Glaeske hält die Tatsache, dass der Erfinder des Finanzausgleichs, der auch für seine Weiterentwicklung seit 2009 die Verantwortung trägt, nun quasi federführend die eigene Arbeit evaluiert, schlicht für ein Unding. „Wasem ist viel zu sehr befangen, um objektiv urteilen zu können. Wir brauchen endlich eine externe Bewertung dessen, was mit dem Finanzausgleich passiert.“

Auf der anderen Seite führt an Professor Wasem im deutschen Gesundheitswesen aber schon lange kein Weg mehr vorbei. Überall wo es in der deutschen Gesundheitspolitik knifflig wird, ist der Professor aus Essen nicht weit. So ist er aktuell Vorsitzender der Landesschiedsämter für die vertragsärztliche Versorgung im Rheinland und in Sachsen.

Seit 2007 leitet er den Erweiterten Bewertungsausschuss für die vertragsärztliche Versorgung, der auf der Bundesebene im Streitfall zwischen dem Spitzenverband der Krankenkassen und der Kassenärztlichen Bundesvereinigung über die Honorare für die niedergelassenen Ärzte entscheidet. Seit Juli 2015 ist Wasem sogar unparteiischer Vorsitzender der Schiedsstelle zur Festsetzung von Preisen für patentgeschützte Arzneimittel. Wenn sich der pharmazeutische Hersteller und der Spitzenverband Bund der Krankenkassen nicht auf einen Preis einigen, kommt der Professor ins Spiel – sehr zur Zufriedenheit der pharmazeutischen Industrie, wie man hört.

Zahllos sind Wasems Nebenämter in Beiräten von privaten Krankenversicherungen und Beratungsgremien von Verbänden im Bereich des Gesundheitswesens. Auch den Hauptkritikern des aktuellen Finanzausgleichs, den Betriebskrankenkassen, war er lange beratend eng verbunden. Dabei rühmen alle seine hohe fachliche Expertise.

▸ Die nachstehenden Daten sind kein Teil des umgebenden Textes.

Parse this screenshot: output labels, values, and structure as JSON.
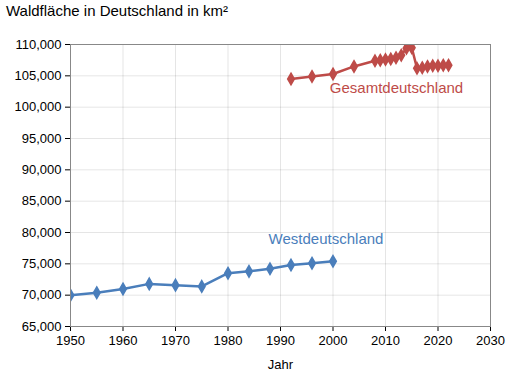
{
  "chart_data": {
    "type": "line",
    "title": "Waldfläche in Deutschland in km²",
    "x_label": "Jahr",
    "x": [
      1950,
      1955,
      1960,
      1965,
      1970,
      1975,
      1980,
      1984,
      1988,
      1992,
      1996,
      2000,
      2004,
      2008,
      2009,
      2010,
      2011,
      2012,
      2013,
      2014,
      2015,
      2016,
      2017,
      2018,
      2019,
      2020,
      2021,
      2022
    ],
    "series": [
      {
        "name": "Westdeutschland",
        "color": "#4a7ebb",
        "marker": "diamond",
        "values": [
          70000,
          70400,
          71000,
          71800,
          71600,
          71400,
          73500,
          73800,
          74200,
          74800,
          75100,
          75400,
          null,
          null,
          null,
          null,
          null,
          null,
          null,
          null,
          null,
          null,
          null,
          null,
          null,
          null,
          null,
          null
        ]
      },
      {
        "name": "Gesamtdeutschland",
        "color": "#be4b48",
        "marker": "diamond",
        "values": [
          null,
          null,
          null,
          null,
          null,
          null,
          null,
          null,
          null,
          104500,
          104900,
          105300,
          106500,
          107400,
          107500,
          107600,
          107700,
          107900,
          108300,
          109400,
          109500,
          106200,
          106300,
          106500,
          106600,
          106600,
          106700,
          106700
        ]
      }
    ],
    "xlim": [
      1950,
      2030
    ],
    "xticks": [
      1950,
      1960,
      1970,
      1980,
      1990,
      2000,
      2010,
      2020,
      2030
    ],
    "ylim": [
      65000,
      110000
    ],
    "yticks": [
      {
        "value": 65000,
        "label": "65,000"
      },
      {
        "value": 70000,
        "label": "70,000"
      },
      {
        "value": 75000,
        "label": "75,000"
      },
      {
        "value": 80000,
        "label": "80,000"
      },
      {
        "value": 85000,
        "label": "85,000"
      },
      {
        "value": 90000,
        "label": "90,000"
      },
      {
        "value": 95000,
        "label": "95,000"
      },
      {
        "value": 100000,
        "label": "100,000"
      },
      {
        "value": 105000,
        "label": "105,000"
      },
      {
        "value": 110000,
        "label": "110,000"
      }
    ],
    "grid": true
  }
}
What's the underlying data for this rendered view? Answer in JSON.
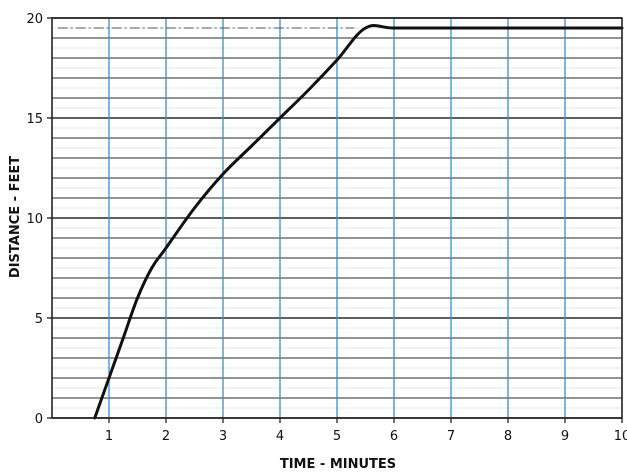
{
  "chart_data": {
    "type": "line",
    "title": "",
    "xlabel": "TIME - MINUTES",
    "ylabel": "DISTANCE - FEET",
    "xlim": [
      0,
      10
    ],
    "ylim": [
      0,
      20
    ],
    "x_ticks": [
      "1",
      "2",
      "3",
      "4",
      "5",
      "6",
      "7",
      "8",
      "9",
      "10"
    ],
    "y_ticks": [
      "0",
      "5",
      "10",
      "15",
      "20"
    ],
    "grid": true,
    "legend": "none",
    "colors": {
      "line": "#111111",
      "grid_vertical": "#3a8ec9",
      "grid_horizontal": "#2a2a2a",
      "grid_light": "#7fb6de",
      "frame": "#222222"
    },
    "series": [
      {
        "x": [
          0.75,
          1.0,
          1.25,
          1.5,
          1.75,
          2.0,
          2.5,
          3.0,
          3.5,
          4.0,
          4.5,
          5.0,
          5.5,
          6.0,
          7.0,
          8.0,
          9.0,
          10.0
        ],
        "values": [
          0.0,
          2.0,
          4.0,
          6.0,
          7.5,
          8.5,
          10.5,
          12.2,
          13.6,
          15.0,
          16.4,
          17.9,
          19.5,
          19.5,
          19.5,
          19.5,
          19.5,
          19.5
        ]
      }
    ],
    "reference_line": {
      "y": 19.5,
      "x_range": [
        0.1,
        5.3
      ]
    }
  }
}
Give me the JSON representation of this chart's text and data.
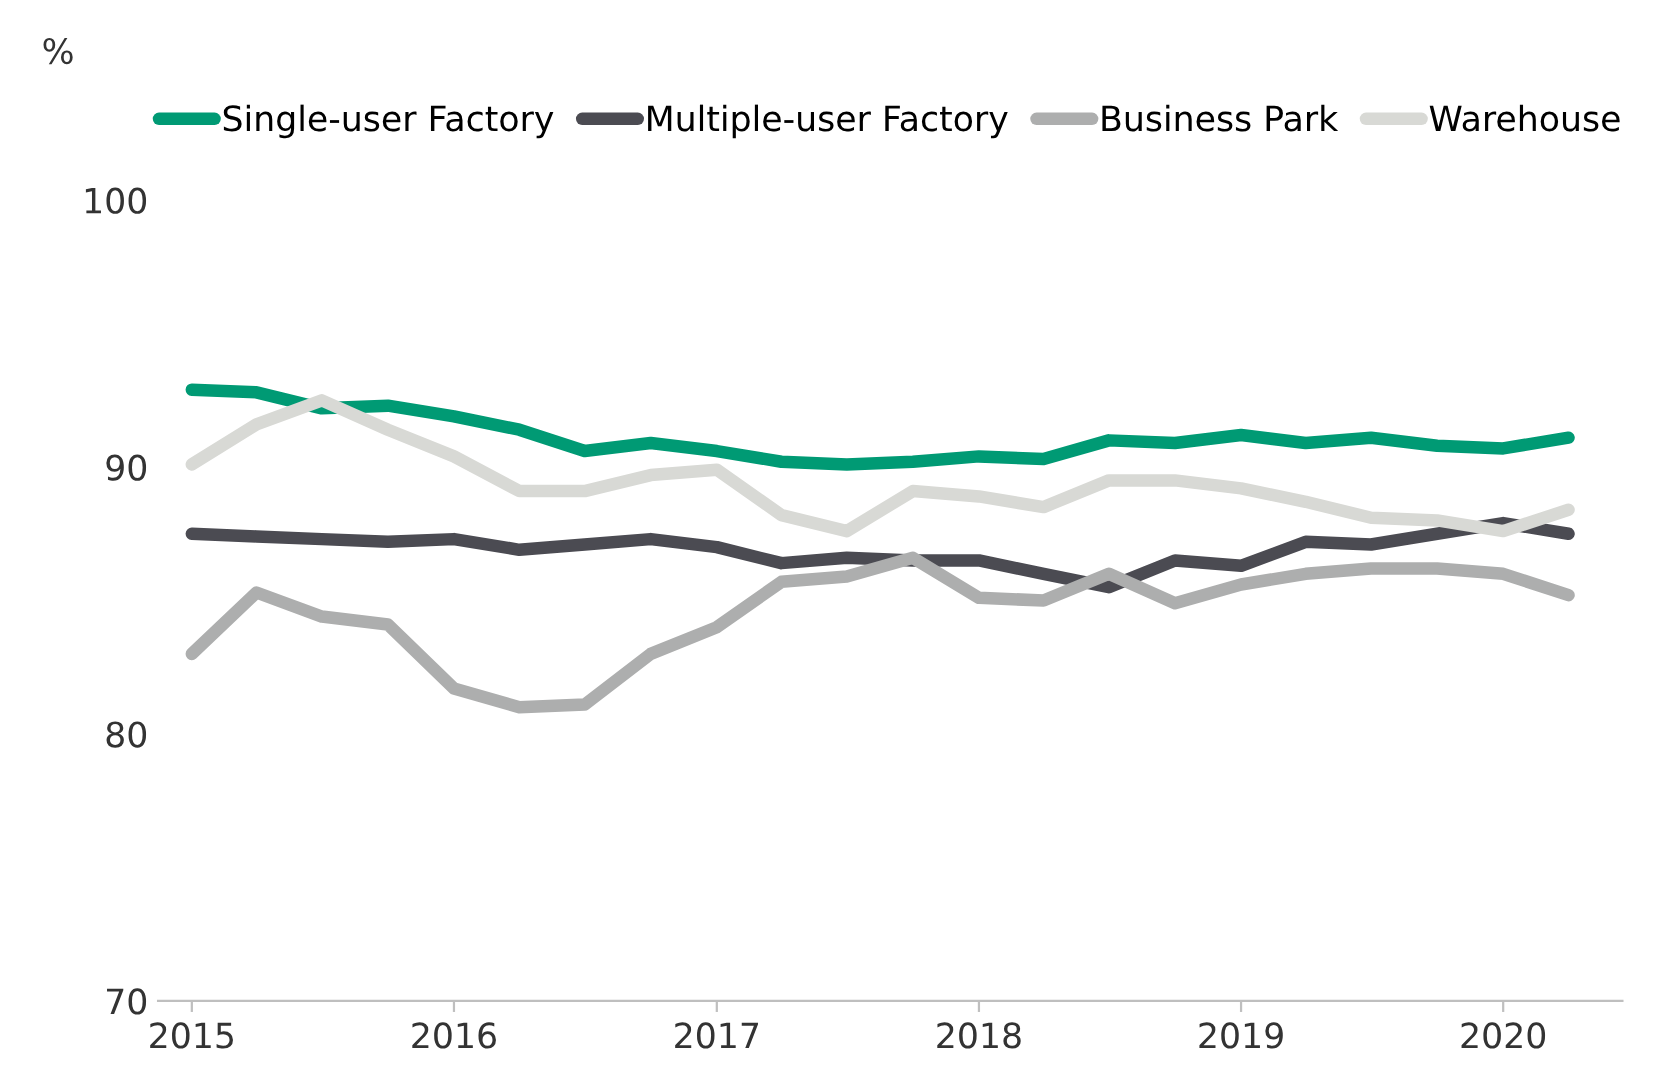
{
  "chart_data": {
    "type": "line",
    "ylabel": "%",
    "x": [
      "2015-01",
      "2015-04",
      "2015-07",
      "2015-10",
      "2016-01",
      "2016-04",
      "2016-07",
      "2016-10",
      "2017-01",
      "2017-04",
      "2017-07",
      "2017-10",
      "2018-01",
      "2018-04",
      "2018-07",
      "2018-10",
      "2019-01",
      "2019-04",
      "2019-07",
      "2019-10",
      "2020-01",
      "2020-04"
    ],
    "series": [
      {
        "name": "Single-user Factory",
        "color": "#009a74",
        "values": [
          92.9,
          92.8,
          92.2,
          92.3,
          91.9,
          91.4,
          90.6,
          90.9,
          90.6,
          90.2,
          90.1,
          90.2,
          90.4,
          90.3,
          91.0,
          90.9,
          91.2,
          90.9,
          91.1,
          90.8,
          90.7,
          91.1
        ]
      },
      {
        "name": "Multiple-user Factory",
        "color": "#4b4b52",
        "values": [
          87.5,
          87.4,
          87.3,
          87.2,
          87.3,
          86.9,
          87.1,
          87.3,
          87.0,
          86.4,
          86.6,
          86.5,
          86.5,
          86.0,
          85.5,
          86.5,
          86.3,
          87.2,
          87.1,
          87.5,
          87.9,
          87.5
        ]
      },
      {
        "name": "Business Park",
        "color": "#adaeae",
        "values": [
          83.0,
          85.3,
          84.4,
          84.1,
          81.7,
          81.0,
          81.1,
          83.0,
          84.0,
          85.7,
          85.9,
          86.6,
          85.1,
          85.0,
          86.0,
          84.9,
          85.6,
          86.0,
          86.2,
          86.2,
          86.0,
          85.2
        ]
      },
      {
        "name": "Warehouse",
        "color": "#d8d9d5",
        "values": [
          90.1,
          91.6,
          92.5,
          91.4,
          90.4,
          89.1,
          89.1,
          89.7,
          89.9,
          88.2,
          87.6,
          89.1,
          88.9,
          88.5,
          89.5,
          89.5,
          89.2,
          88.7,
          88.1,
          88.0,
          87.6,
          88.4
        ]
      }
    ],
    "xlim": [
      "2014-11-15",
      "2020-06-15"
    ],
    "xticks": [
      {
        "value": "2015-01",
        "label": "2015"
      },
      {
        "value": "2016-01",
        "label": "2016"
      },
      {
        "value": "2017-01",
        "label": "2017"
      },
      {
        "value": "2018-01",
        "label": "2018"
      },
      {
        "value": "2019-01",
        "label": "2019"
      },
      {
        "value": "2020-01",
        "label": "2020"
      }
    ],
    "ylim": [
      70,
      100
    ],
    "yticks": [
      70,
      80,
      90,
      100
    ],
    "grid": false,
    "legend": "top",
    "marker": "none",
    "line_style": "solid"
  }
}
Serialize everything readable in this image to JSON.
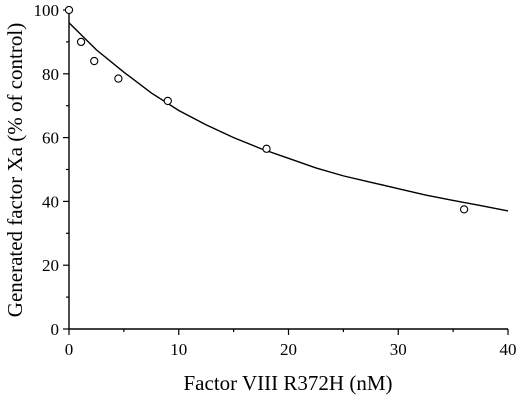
{
  "chart_data": {
    "type": "scatter",
    "title": "",
    "xlabel": "Factor VIII R372H (nM)",
    "ylabel": "Generated factor Xa (% of control)",
    "xlim": [
      0,
      40
    ],
    "ylim": [
      0,
      100
    ],
    "x_ticks": [
      0,
      10,
      20,
      30,
      40
    ],
    "y_ticks": [
      0,
      20,
      40,
      60,
      80,
      100
    ],
    "grid": false,
    "legend": "none",
    "series": [
      {
        "marker": "open-circle",
        "points": [
          {
            "x": 0,
            "y": 100
          },
          {
            "x": 1.1,
            "y": 90
          },
          {
            "x": 2.3,
            "y": 84
          },
          {
            "x": 4.5,
            "y": 78.5
          },
          {
            "x": 9,
            "y": 71.5
          },
          {
            "x": 18,
            "y": 56.5
          },
          {
            "x": 36,
            "y": 37.5
          }
        ]
      }
    ],
    "fit_curve": {
      "style": "solid",
      "points": [
        {
          "x": 0,
          "y": 96
        },
        {
          "x": 2.5,
          "y": 87.5
        },
        {
          "x": 5,
          "y": 80.5
        },
        {
          "x": 7.5,
          "y": 74
        },
        {
          "x": 10,
          "y": 68.5
        },
        {
          "x": 12.5,
          "y": 64
        },
        {
          "x": 15,
          "y": 60
        },
        {
          "x": 17.5,
          "y": 56.5
        },
        {
          "x": 20,
          "y": 53.5
        },
        {
          "x": 22.5,
          "y": 50.5
        },
        {
          "x": 25,
          "y": 48
        },
        {
          "x": 27.5,
          "y": 46
        },
        {
          "x": 30,
          "y": 44
        },
        {
          "x": 32.5,
          "y": 42
        },
        {
          "x": 35,
          "y": 40.3
        },
        {
          "x": 37.5,
          "y": 38.7
        },
        {
          "x": 40,
          "y": 37
        }
      ]
    }
  }
}
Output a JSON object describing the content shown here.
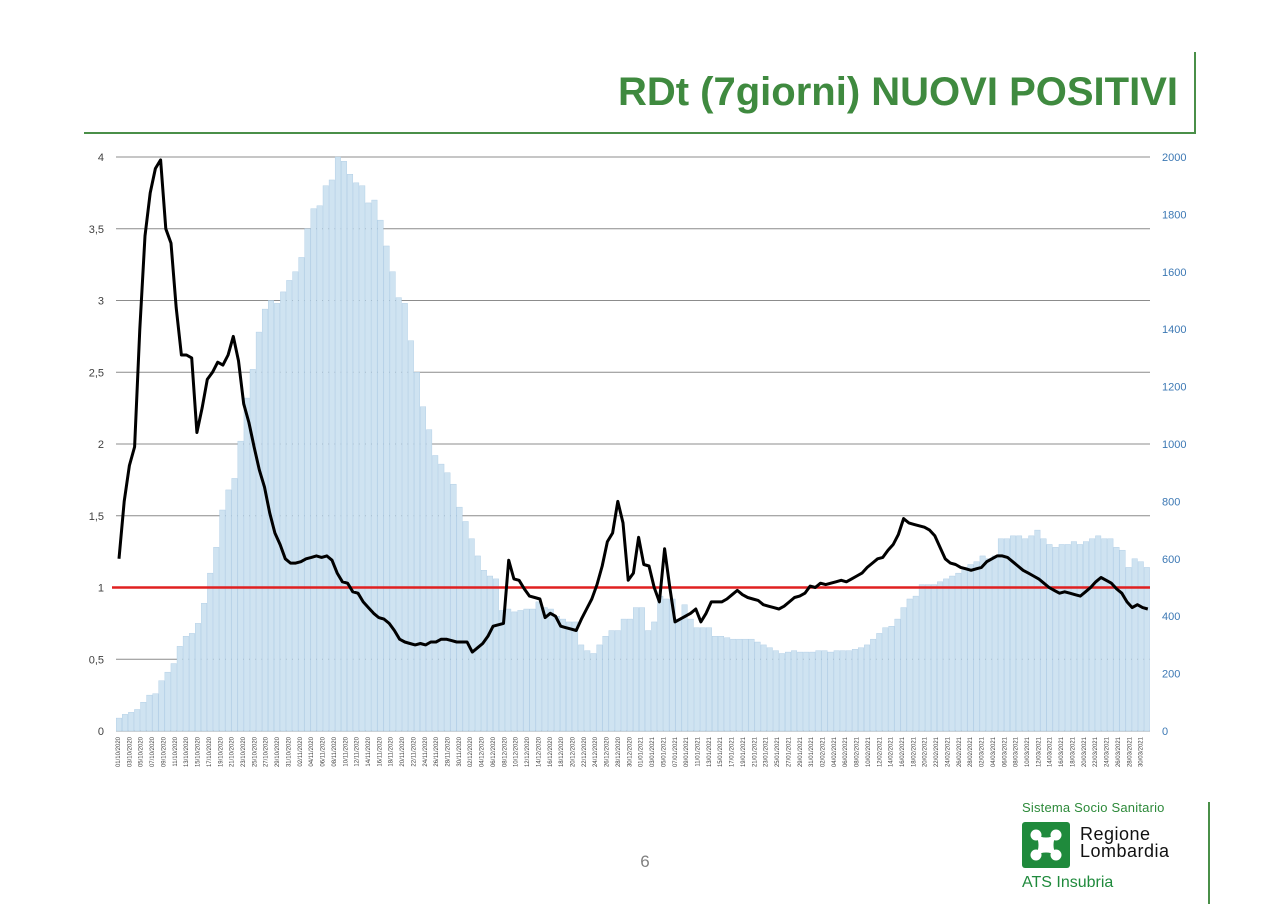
{
  "slide": {
    "title": "RDt (7giorni) NUOVI POSITIVI",
    "page_number": "6",
    "logo": {
      "top_text": "Sistema Socio Sanitario",
      "name": "Regione\nLombardia",
      "bottom_text": "ATS Insubria",
      "icon": "regione-lombardia-rose-icon"
    }
  },
  "chart_data": {
    "type": "bar+line",
    "left_axis": {
      "range": [
        0,
        4
      ],
      "ticks": [
        "0",
        "0,5",
        "1",
        "1,5",
        "2",
        "2,5",
        "3",
        "3,5",
        "4"
      ]
    },
    "right_axis": {
      "range": [
        0,
        2000
      ],
      "ticks": [
        "0",
        "200",
        "400",
        "600",
        "800",
        "1000",
        "1200",
        "1400",
        "1600",
        "1800",
        "2000"
      ]
    },
    "grid": true,
    "threshold": 1,
    "x_labels": [
      "01/10/2020",
      "03/10/2020",
      "05/10/2020",
      "07/10/2020",
      "09/10/2020",
      "11/10/2020",
      "13/10/2020",
      "15/10/2020",
      "17/10/2020",
      "19/10/2020",
      "21/10/2020",
      "23/10/2020",
      "25/10/2020",
      "27/10/2020",
      "29/10/2020",
      "31/10/2020",
      "02/11/2020",
      "04/11/2020",
      "06/11/2020",
      "08/11/2020",
      "10/11/2020",
      "12/11/2020",
      "14/11/2020",
      "16/11/2020",
      "18/11/2020",
      "20/11/2020",
      "22/11/2020",
      "24/11/2020",
      "26/11/2020",
      "28/11/2020",
      "30/11/2020",
      "02/12/2020",
      "04/12/2020",
      "06/12/2020",
      "08/12/2020",
      "10/12/2020",
      "12/12/2020",
      "14/12/2020",
      "16/12/2020",
      "18/12/2020",
      "20/12/2020",
      "22/12/2020",
      "24/12/2020",
      "26/12/2020",
      "28/12/2020",
      "30/12/2020",
      "01/01/2021",
      "03/01/2021",
      "05/01/2021",
      "07/01/2021",
      "09/01/2021",
      "11/01/2021",
      "13/01/2021",
      "15/01/2021",
      "17/01/2021",
      "19/01/2021",
      "21/01/2021",
      "23/01/2021",
      "25/01/2021",
      "27/01/2021",
      "29/01/2021",
      "31/01/2021",
      "02/02/2021",
      "04/02/2021",
      "06/02/2021",
      "08/02/2021",
      "10/02/2021",
      "12/02/2021",
      "14/02/2021",
      "16/02/2021",
      "18/02/2021",
      "20/02/2021",
      "22/02/2021",
      "24/02/2021",
      "26/02/2021",
      "28/02/2021",
      "02/03/2021",
      "04/03/2021",
      "06/03/2021",
      "08/03/2021",
      "10/03/2021",
      "12/03/2021",
      "14/03/2021",
      "16/03/2021",
      "18/03/2021",
      "20/03/2021",
      "22/03/2021",
      "24/03/2021",
      "26/03/2021",
      "28/03/2021",
      "30/03/2021"
    ],
    "series": [
      {
        "axis": "right",
        "kind": "bar",
        "color": "#cfe3f1",
        "edge": "#a9c9e3",
        "values": [
          45,
          58,
          65,
          75,
          100,
          125,
          130,
          175,
          205,
          235,
          295,
          330,
          340,
          375,
          445,
          550,
          640,
          770,
          840,
          880,
          1010,
          1160,
          1260,
          1390,
          1470,
          1500,
          1490,
          1530,
          1570,
          1600,
          1650,
          1750,
          1820,
          1830,
          1900,
          1920,
          2000,
          1985,
          1940,
          1910,
          1900,
          1840,
          1850,
          1780,
          1690,
          1600,
          1510,
          1490,
          1360,
          1250,
          1130,
          1050,
          960,
          930,
          900,
          860,
          780,
          730,
          670,
          610,
          560,
          540,
          530,
          420,
          425,
          415,
          420,
          425,
          425,
          450,
          430,
          425,
          400,
          390,
          380,
          380,
          300,
          280,
          270,
          300,
          330,
          350,
          350,
          390,
          390,
          430,
          430,
          350,
          380,
          470,
          460,
          460,
          390,
          440,
          390,
          360,
          360,
          360,
          330,
          330,
          325,
          320,
          320,
          320,
          320,
          310,
          300,
          290,
          280,
          270,
          275,
          280,
          275,
          275,
          275,
          280,
          280,
          275,
          280,
          280,
          280,
          285,
          290,
          300,
          320,
          340,
          360,
          365,
          390,
          430,
          460,
          470,
          510,
          510,
          510,
          520,
          530,
          540,
          550,
          570,
          580,
          590,
          610,
          600,
          610,
          670,
          670,
          680,
          680,
          670,
          680,
          700,
          670,
          650,
          640,
          650,
          650,
          660,
          650,
          660,
          670,
          680,
          670,
          670,
          640,
          630,
          570,
          600,
          590,
          570
        ]
      },
      {
        "axis": "left",
        "kind": "line",
        "color": "#000000",
        "values": [
          1.2,
          1.6,
          1.85,
          1.98,
          2.8,
          3.45,
          3.75,
          3.92,
          3.98,
          3.5,
          3.4,
          2.95,
          2.62,
          2.62,
          2.6,
          2.08,
          2.25,
          2.45,
          2.5,
          2.57,
          2.55,
          2.62,
          2.75,
          2.58,
          2.28,
          2.15,
          1.98,
          1.82,
          1.7,
          1.52,
          1.38,
          1.3,
          1.2,
          1.17,
          1.17,
          1.18,
          1.2,
          1.21,
          1.22,
          1.21,
          1.22,
          1.19,
          1.1,
          1.04,
          1.03,
          0.97,
          0.96,
          0.9,
          0.86,
          0.82,
          0.79,
          0.78,
          0.75,
          0.7,
          0.64,
          0.62,
          0.61,
          0.6,
          0.61,
          0.6,
          0.62,
          0.62,
          0.64,
          0.64,
          0.63,
          0.62,
          0.62,
          0.62,
          0.55,
          0.58,
          0.61,
          0.66,
          0.73,
          0.74,
          0.75,
          1.19,
          1.06,
          1.05,
          0.99,
          0.94,
          0.93,
          0.92,
          0.79,
          0.82,
          0.8,
          0.73,
          0.72,
          0.71,
          0.7,
          0.78,
          0.85,
          0.92,
          1.02,
          1.15,
          1.32,
          1.38,
          1.6,
          1.45,
          1.05,
          1.1,
          1.35,
          1.16,
          1.15,
          1.0,
          0.9,
          1.27,
          1.0,
          0.76,
          0.78,
          0.8,
          0.82,
          0.85,
          0.76,
          0.82,
          0.9,
          0.9,
          0.9,
          0.92,
          0.95,
          0.98,
          0.95,
          0.93,
          0.92,
          0.91,
          0.88,
          0.87,
          0.86,
          0.85,
          0.87,
          0.9,
          0.93,
          0.94,
          0.96,
          1.01,
          1.0,
          1.03,
          1.02,
          1.03,
          1.04,
          1.05,
          1.04,
          1.06,
          1.08,
          1.1,
          1.14,
          1.17,
          1.2,
          1.21,
          1.26,
          1.3,
          1.37,
          1.48,
          1.45,
          1.44,
          1.43,
          1.42,
          1.4,
          1.36,
          1.28,
          1.2,
          1.17,
          1.16,
          1.14,
          1.13,
          1.12,
          1.13,
          1.14,
          1.18,
          1.2,
          1.22,
          1.22,
          1.21,
          1.18,
          1.15,
          1.12,
          1.1,
          1.08,
          1.06,
          1.03,
          1.0,
          0.98,
          0.96,
          0.97,
          0.96,
          0.95,
          0.94,
          0.97,
          1.0,
          1.04,
          1.07,
          1.05,
          1.03,
          0.99,
          0.96,
          0.9,
          0.86,
          0.88,
          0.86,
          0.85
        ]
      },
      {
        "axis": "left",
        "kind": "reference",
        "color": "#e02020",
        "values": [
          1
        ]
      }
    ]
  }
}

Ob sich die Ämterhäufung Wasems noch mit dem Anspruch an wissenschaftliche Unabhängigkeit vereinbaren lässt, daran gib es aber schon Zweifel. Eigentlich sollten Wasem, van de Ven und Wambach ihre Evaluation bis Ende dieses Monats abgeschlossen haben. Doch daraus wird nichts werden, heißt es in Krankenkassenkreisen. Vor dem Jahresende seien keine Ergebnisse zu erwarten. Das könnte bedeuten, dass das Streitthema Finanzausgleich bei den Koalitionsverhandlungen einfach ausgespart werden wird.